Notícia de última hora: Passos Coelho quer começar a governar

1.    No início da presente semana, Passos Coelho revelou aos portugueses algo deveras surpreendente: a reforma do Estado, finalmente, vai começar a ser implementada. O Primeiro-Ministro conta executar, muito brevemente, um plano de redução da despesa do Estado, mudando de paradigma no que respeita à separação entre o que é público e o que é…

2.    Dito isto, o que não deixa de impressionar é que, no fundo, Passos Coelho vem assumir que agora é pretende começar a governar o país. Sim, porque declarar que agora é que vai pensar e executar um plano para reformar o Estado – é o mesmo que dizer que, a partir de agora, é que vai começar a fazer aquilo para que foi eleito. Ora, tal deixa-nos perplexos e altamente preocupados: primeiro, porque Passos Coelho vem confessar que esteve três anos a fazer rigorosamente nada, literalmente a “apanhar bonés”; segundo, porque Passos Coelho vem dar razão aos mais cépticos: de facto, o Primeiro-Ministro confessou que Portugal perdeu quatro anos para fazer as reformas que são inevitáveis. Foi tempo perdido! Dir-se-á que Portugal, aplicando o programa da troika, recuperou a sua credibilidade internacional e a estabilidade financeira: mas, se tal basta para governar Portugal, então, e vez de um Governo e de uma maioria eleita, bastaria ter um funcionário do Ministério das Finanças ou um administrador da troika para gerir o país durante três anos e, depois, logo se resolveria a questão! Governar é mais (muito mais) do que aplicar um programa concebido por uma organização internacional ! 

3.    Por outro lado, foi tempo perdido. Porquê? Porque, neste momento, é uma impossibilidade política lógica aplicar um programa de reforma do Estado. Por três razões essenciais: 

1)    Passos Coelho sabe que estamos a um das eleições legislativas. A partir de Fevereiro/Março, estaremos em período de pré-campanha eleitoral, com o PS a aumentar o tom e a violência contra o Governo – e o PSD em período de balanço do que fez (e a falar da herança socrática) e a não querer saber do futuro. Ora, a reforma do Estado – para ser minimamente sustentável, equilibrada e viável – implica reflexão, diálogo, ponderação, execução rigorosa e avaliação. Precisa de tempo. Tempo que Passos Coelho não tem: não se faz uma reforma do Estado em  ou seis meses; 

2)    Passos Coelho sabe que é impossível chegar a um entendimento sólido com Paulo Portas sobre a reforma do Estado. Todos nos lembramos da rábulo do guião da reforma do Estado protagonizada por Paulo Portas e Passos Coelho: um cardápio de dezenas de ideias feitas, juntas sem coerência, soltas, demorou um ano a ser apresentado (foi sendo sucessivamente adiado o seu anúncio!). Num momento em que Passos Coelho e Portas estão a negociar o acordo de coligação – com enormes dificuldades -, alguém acredita que Passos vai criar um novo sarilho com o líder do CDS, a meses de começar a pré-campanha eleitoral?

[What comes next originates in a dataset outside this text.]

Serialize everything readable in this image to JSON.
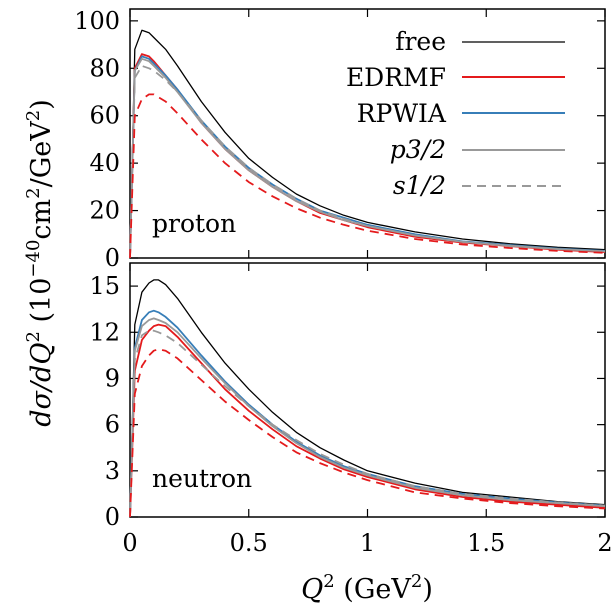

3)    Por último, Passos Coelho sabe que a reforma de sectores chave depende ou poderão implicar uma concertação prévia com o PS. O qual, pelo menos até às legislativas, é impossível. E o curioso é que o próprio Passos Coelho já admitiu a sua incapacidade de aplicar medidas estruturais até ao fim desta legislatura: recorde-se que Passos afirmou no Pontal que não apresentará qualquer reforma da segurança social até às eleições – e convidou o PS para uma reforma deste sector essencial da nossa vida colectiva. Então, uma reforma da segurança social é impossível – mas já será possível uma reforma da Educação ou Saúde? Porquê? Claro que não. Passos Coelho sabe que muito pouco fará até 2015.

Em suma, a resolução interior de Passos Coelho de que quer mesmo governar Portugal é uma excelente notícia. Mas surge tarde. Demasiado tarde. Três anos mais tarde. Infelizmente para Portugal.